HMK’nın 389/(1). maddesinde, mevcut durumda meydana gelebilecek bir değişme nedeniyle hakkın elde edilmesinin önemli ölçüde zorlaşacağından ya da tamamen imkansız hale geleceğinden veya gecikme sebebiyle bir sakıncanın yahut ciddi bir zararın doğacağından endişe edilmesi hallerinde, uyuşmazlık konusu hakkında ihtiyati tedbir kararı verilebileceği,
HMK’nın 390/(2). maddesinde de hakimin talep edenin haklarının derhal korunmasında zorunluluk bulunan hallerde karşı taraf dinlenmeden de tedbir kararı verebileceği hüküm altına alınmıştır. HMK’nın 390/(3). maddesinde ise tedbir talep eden taraf dilekçesinde dayandığı ihtiyati tedbir sebebini ve türünü açıkça belirtmek ve davanın esası yönünden kendisinin haklılığını yaklaşık olarak ispat etmek zorunda olduğu düzenlenmiştir.

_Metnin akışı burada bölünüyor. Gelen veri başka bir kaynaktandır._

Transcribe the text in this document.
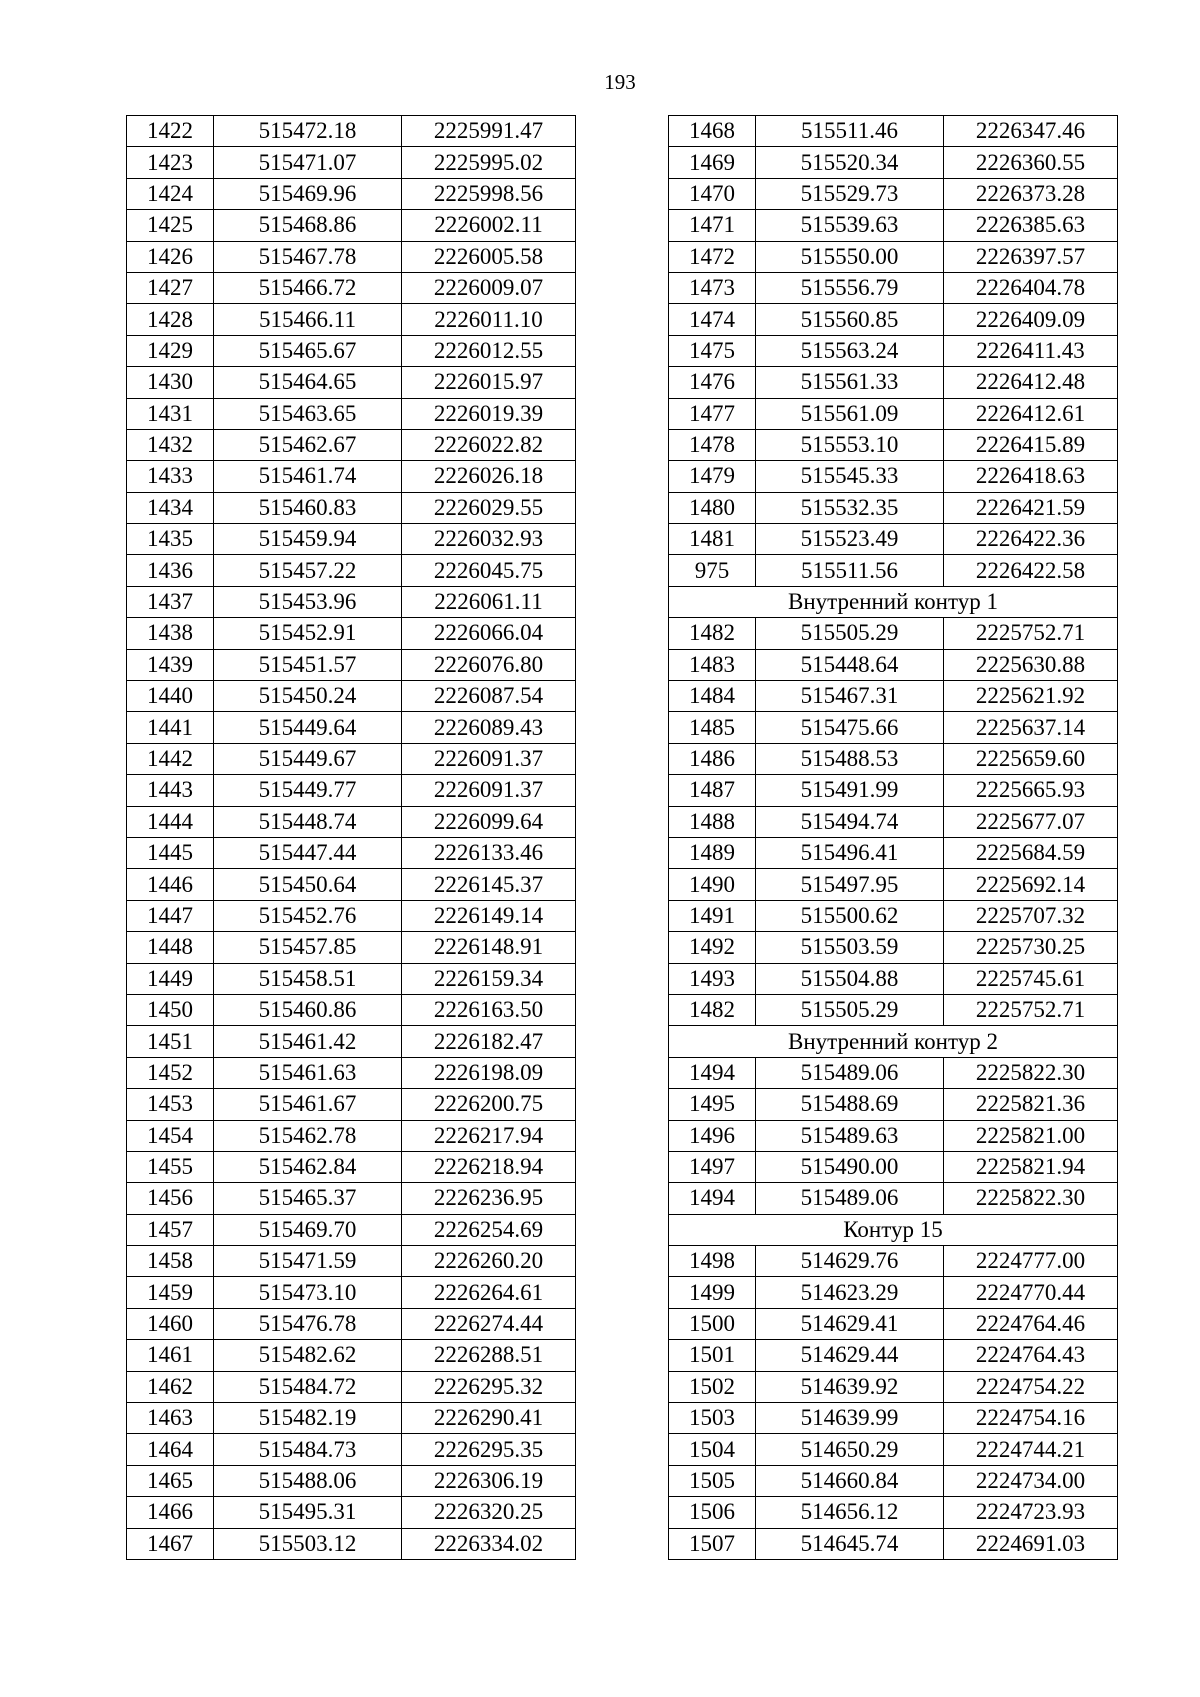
193
1422	515472.18	2225991.47
1423	515471.07	2225995.02
1424	515469.96	2225998.56
1425	515468.86	2226002.11
1426	515467.78	2226005.58
1427	515466.72	2226009.07
1428	515466.11	2226011.10
1429	515465.67	2226012.55
1430	515464.65	2226015.97
1431	515463.65	2226019.39
1432	515462.67	2226022.82
1433	515461.74	2226026.18
1434	515460.83	2226029.55
1435	515459.94	2226032.93
1436	515457.22	2226045.75
1437	515453.96	2226061.11
1438	515452.91	2226066.04
1439	515451.57	2226076.80
1440	515450.24	2226087.54
1441	515449.64	2226089.43
1442	515449.67	2226091.37
1443	515449.77	2226091.37
1444	515448.74	2226099.64
1445	515447.44	2226133.46
1446	515450.64	2226145.37
1447	515452.76	2226149.14
1448	515457.85	2226148.91
1449	515458.51	2226159.34
1450	515460.86	2226163.50
1451	515461.42	2226182.47
1452	515461.63	2226198.09
1453	515461.67	2226200.75
1454	515462.78	2226217.94
1455	515462.84	2226218.94
1456	515465.37	2226236.95
1457	515469.70	2226254.69
1458	515471.59	2226260.20
1459	515473.10	2226264.61
1460	515476.78	2226274.44
1461	515482.62	2226288.51
1462	515484.72	2226295.32
1463	515482.19	2226290.41
1464	515484.73	2226295.35
1465	515488.06	2226306.19
1466	515495.31	2226320.25
1467	515503.12	2226334.02
1468	515511.46	2226347.46
1469	515520.34	2226360.55
1470	515529.73	2226373.28
1471	515539.63	2226385.63
1472	515550.00	2226397.57
1473	515556.79	2226404.78
1474	515560.85	2226409.09
1475	515563.24	2226411.43
1476	515561.33	2226412.48
1477	515561.09	2226412.61
1478	515553.10	2226415.89
1479	515545.33	2226418.63
1480	515532.35	2226421.59
1481	515523.49	2226422.36
975	515511.56	2226422.58
Внутренний контур 1		
1482	515505.29	2225752.71
1483	515448.64	2225630.88
1484	515467.31	2225621.92
1485	515475.66	2225637.14
1486	515488.53	2225659.60
1487	515491.99	2225665.93
1488	515494.74	2225677.07
1489	515496.41	2225684.59
1490	515497.95	2225692.14
1491	515500.62	2225707.32
1492	515503.59	2225730.25
1493	515504.88	2225745.61
1482	515505.29	2225752.71
Внутренний контур 2		
1494	515489.06	2225822.30
1495	515488.69	2225821.36
1496	515489.63	2225821.00
1497	515490.00	2225821.94
1494	515489.06	2225822.30
Контур 15		
1498	514629.76	2224777.00
1499	514623.29	2224770.44
1500	514629.41	2224764.46
1501	514629.44	2224764.43
1502	514639.92	2224754.22
1503	514639.99	2224754.16
1504	514650.29	2224744.21
1505	514660.84	2224734.00
1506	514656.12	2224723.93
1507	514645.74	2224691.03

İhtiyati tedbir kesin hükme kadar devam eden yargılama boyunca tarafların dava konusu ile ilgili olarak hukuki durumunda meydana gelebilecek zararlara karşı öngörülmüş geçici nitelikte geniş veya sınırlı hukuki korumadır.
İhtiyati tedbir kararı verilebilmesinin diğer bir koşulu ise mevcut durumda meydana gelebilecek bir değişme nedeniyle bir hakkın elde edilmesi önemli ölçüde zorlaşacak ya da tamamen imkansız hale gelecek ise veya gecikme sebebiyle bir sakıncanın yahut ciddi bir zararın doğacağından endişe edilmesidir.
Somut olayda davacı yan davalı şirket müdürünün azlini, davalının münferiden temsil yetkisinin kısıtlama ve yetkinin her iki müdür tarafından kullanılması, şirketin kart okuyucu sistemlerini açan bir kartın davacıya verilmesi, davacının şirkete ve ait şantiyelerine giriş çıkışına engel oluşturan her türlü talimat ve uygulamanın yasaklanması, bu yönlerden şirket çalışanlarının uyarılmasına ilişkin ihtiyati tedbir karar verilmesini talep etmekte olup, ilk derece mahkemesinin açıkladığı gerekçelerle talebin reddi yönündeki kararında herhangi bir isabetsizlik görülmediğinden ihtiyati tedbir talep eden vekilinin istinaf başvurusunun esastan reddine karar vermek gerekmiş ve takdiren aşağıdaki şekilde hüküm kurulmuştur.
HÜKÜM: Yukarıda Açıklanan Nedenlerle;
1-Davacı vekilinin istinaf başvurusunun HMK’nın 353/(1)-b.1 maddesi gereğince ESASTAN REDDİNE,
2-Alınması gerekli olan 269,85 TL harçtan peşin alınan 809,55 TL harcın mahsubu ile fazla alınan 539,7‬0 TL harcın karar kesinleştiğinde ve talep halinde yatırana iadesine,
3-Yatıran tarafça yapılan yargılama giderlerinin üzerinde bırakılmasına,
4-İstinaf incelemesi sırasında duruşma açılmadığından taraflar yararına vekalet ücreti taktirine yer olmadığına,
Dosya üzerinde yapılan inceleme sonucunda uyuşmazlık konusu miktar dikkate alındığında HMK’nın 362. maddesi gereğince kesin olmak üzere, tarafların yokluğunda oy birliği ile karar verildi. 11/10/2023

Başkan- Üye – Üye – Zabıt Katibi-

Bu belge 5070 sayılı Elektronik İmza Kanunu hükümlerine göre UYAP sistemi üzerinden elektronik imza ile imzalanmıştır.